Sunday, April 3, 2011

Poetry and Film


In “Poetry” a Korean film to be released this fall in the United States, a sixty-six year old Korean grandmother enrolls in a poetry class at her local community center. She is told by the instructor to look deep and hard at everything around her for the inspiration to write poetry. Great advice. It is advice that can be applied to many of the arts, including filmmaking. The film “Poetry” won the 2010 Cannes Film Festival Award for Best Screenplay. Mija, the main character, turns to poetry to help deal with her sullen grandson with whom she lives and her own medical challenges. Poetry as self help? I don’t want to trivialize it by calling it that, but reading and writing poetry can help one find liberation. The Australian poet, Les Murray in his book “Killing The Black Dog” credits writing poetry with having helped to save his life. He goes on to say “I’d disapproved of using poetry as personal therapy, but the Black Dog (depression) taught me better.” The words and images of poetry carry great power.

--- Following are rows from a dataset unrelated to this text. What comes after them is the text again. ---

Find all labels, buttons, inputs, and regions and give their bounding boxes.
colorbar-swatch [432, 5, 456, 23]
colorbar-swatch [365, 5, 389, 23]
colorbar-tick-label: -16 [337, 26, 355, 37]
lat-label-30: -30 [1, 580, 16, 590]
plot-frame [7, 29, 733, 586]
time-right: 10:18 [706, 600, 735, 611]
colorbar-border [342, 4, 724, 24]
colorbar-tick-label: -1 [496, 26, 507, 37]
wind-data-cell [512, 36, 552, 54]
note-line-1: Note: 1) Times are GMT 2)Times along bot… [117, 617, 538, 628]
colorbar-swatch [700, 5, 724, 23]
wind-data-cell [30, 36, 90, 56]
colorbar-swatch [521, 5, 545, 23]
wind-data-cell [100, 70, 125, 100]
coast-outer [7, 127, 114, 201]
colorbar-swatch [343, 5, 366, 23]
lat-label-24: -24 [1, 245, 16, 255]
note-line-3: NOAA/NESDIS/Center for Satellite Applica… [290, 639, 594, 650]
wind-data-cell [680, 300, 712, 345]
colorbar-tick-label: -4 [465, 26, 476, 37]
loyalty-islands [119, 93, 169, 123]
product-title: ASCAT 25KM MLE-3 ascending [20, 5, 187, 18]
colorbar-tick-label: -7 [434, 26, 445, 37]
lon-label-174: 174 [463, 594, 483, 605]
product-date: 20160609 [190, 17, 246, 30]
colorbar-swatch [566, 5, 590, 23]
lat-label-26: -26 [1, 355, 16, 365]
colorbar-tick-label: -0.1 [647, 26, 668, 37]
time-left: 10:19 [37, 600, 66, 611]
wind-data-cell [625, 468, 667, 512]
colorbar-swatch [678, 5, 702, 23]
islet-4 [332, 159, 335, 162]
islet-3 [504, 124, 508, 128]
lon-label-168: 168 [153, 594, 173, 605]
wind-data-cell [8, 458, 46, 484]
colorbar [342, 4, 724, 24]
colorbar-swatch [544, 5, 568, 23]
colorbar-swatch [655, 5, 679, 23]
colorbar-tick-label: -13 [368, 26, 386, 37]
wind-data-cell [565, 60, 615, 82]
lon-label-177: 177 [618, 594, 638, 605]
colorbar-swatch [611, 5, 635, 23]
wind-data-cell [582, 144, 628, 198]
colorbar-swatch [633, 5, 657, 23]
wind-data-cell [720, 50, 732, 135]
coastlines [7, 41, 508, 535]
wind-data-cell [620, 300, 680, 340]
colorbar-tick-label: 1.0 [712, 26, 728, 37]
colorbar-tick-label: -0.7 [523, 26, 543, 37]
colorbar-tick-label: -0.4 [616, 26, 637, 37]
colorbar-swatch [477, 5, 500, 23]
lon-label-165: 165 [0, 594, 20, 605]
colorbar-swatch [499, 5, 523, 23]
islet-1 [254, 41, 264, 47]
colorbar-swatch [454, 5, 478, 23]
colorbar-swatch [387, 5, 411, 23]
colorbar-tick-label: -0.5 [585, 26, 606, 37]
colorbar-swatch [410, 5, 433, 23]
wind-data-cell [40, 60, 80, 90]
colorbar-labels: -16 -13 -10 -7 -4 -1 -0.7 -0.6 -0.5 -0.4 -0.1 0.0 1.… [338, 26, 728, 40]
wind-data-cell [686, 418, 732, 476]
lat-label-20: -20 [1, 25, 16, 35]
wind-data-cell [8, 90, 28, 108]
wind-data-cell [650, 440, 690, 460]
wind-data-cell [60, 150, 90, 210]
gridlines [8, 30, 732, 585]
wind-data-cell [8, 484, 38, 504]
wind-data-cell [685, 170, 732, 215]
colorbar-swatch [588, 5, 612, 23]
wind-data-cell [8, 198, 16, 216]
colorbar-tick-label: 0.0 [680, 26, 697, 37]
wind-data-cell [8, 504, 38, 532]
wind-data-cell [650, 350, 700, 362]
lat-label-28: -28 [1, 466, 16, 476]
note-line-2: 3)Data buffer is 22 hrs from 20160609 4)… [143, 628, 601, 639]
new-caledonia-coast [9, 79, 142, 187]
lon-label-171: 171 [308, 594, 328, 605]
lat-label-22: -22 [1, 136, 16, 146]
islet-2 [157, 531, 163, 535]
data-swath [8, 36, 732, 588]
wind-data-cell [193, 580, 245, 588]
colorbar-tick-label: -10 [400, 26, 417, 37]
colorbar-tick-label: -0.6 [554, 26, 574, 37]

The images in the film “Of Gods And Men” are also powerful. It is clear that the writer Etienne Comar and the writer/director Xavier Beauvois looked deeply into the lives of the Trappist monks living and working in Algeria during the ongoing civil unrest of the 1990’s. Comar and Beauvois met with theologians and did extensive research as well as contacting the relatives of the deceased monks. The writers and the actors lived for weeks with the monks of TamiĆ© Abbey in Savoie to ensure the authenticity of the film’s historical and liturgical content. “Of Gods and Men” won the Grand Prix at Cannes in 2010. The film inspired me to write this poem.

The Monks

I want to tell you about the monks,
that band of mismatched brothers bound
by a strange, strong calling
to live and work in the mountains
between sea and desert.

I want to tell you
of the utter simplicity of their lives,
of their service to the Muslim people
stacked in poverty on the Algerian hillside.

I want to tell you of their fear,
caught in the confusion and cruelty of civil war,
and finally I want to tell you of
their courage and faith
that stuns me into silence.

Thursday, March 3, 2011

Close To The Ground

"Language is not an abstract construction of the learned, or of dictionary makers. but is something arising out of the work, needs, ties, joys, affections, tastes of long generations of humanity, and has its bases broad and low, close to the ground."-Noah Webster, lexicographer (1758-1843)



I somehow always sensed that Noah Webster was a smart guy, but I absolutely love this quote. It describes so perfectly for me the fertile ground from which poetry springs.

Poetry is not "an abstract construction of the learned" but arises from "the needs, ties, joys, affections and tastes" of the humanity of the poet. I could add a few adjectives to Webster's list, but why burden a good thing?

I love the idea that the base of language is broad and low. It means to me that good poetry appeals to everyone, does not put on airs---is in fact close to the ground and close to the heart. It is of the earth and earthy. It can take us to new heights, but it flows from our very humanity which after all will end in the earth.

The earth is so much with us these near spring days. As the sun warms it, I can smell it and long to put my hands into it.

I remember my father putting cooling mud on my bee sting when I was a child. It was a folk remedy and probably the coolness that relieved the sting, but who knows what magic healing power it contained. The earth is magical in so many ways. Imagine the potter taking a lump of earth and making it into a bowl from which we eat. And the food that we eat growing from that same earth. Magic.

So here are some thoughts as spring nears.

Live close to the ground.

Write from your humanity.

Celebrate our earth. It might be all the magic we need. It and poetry.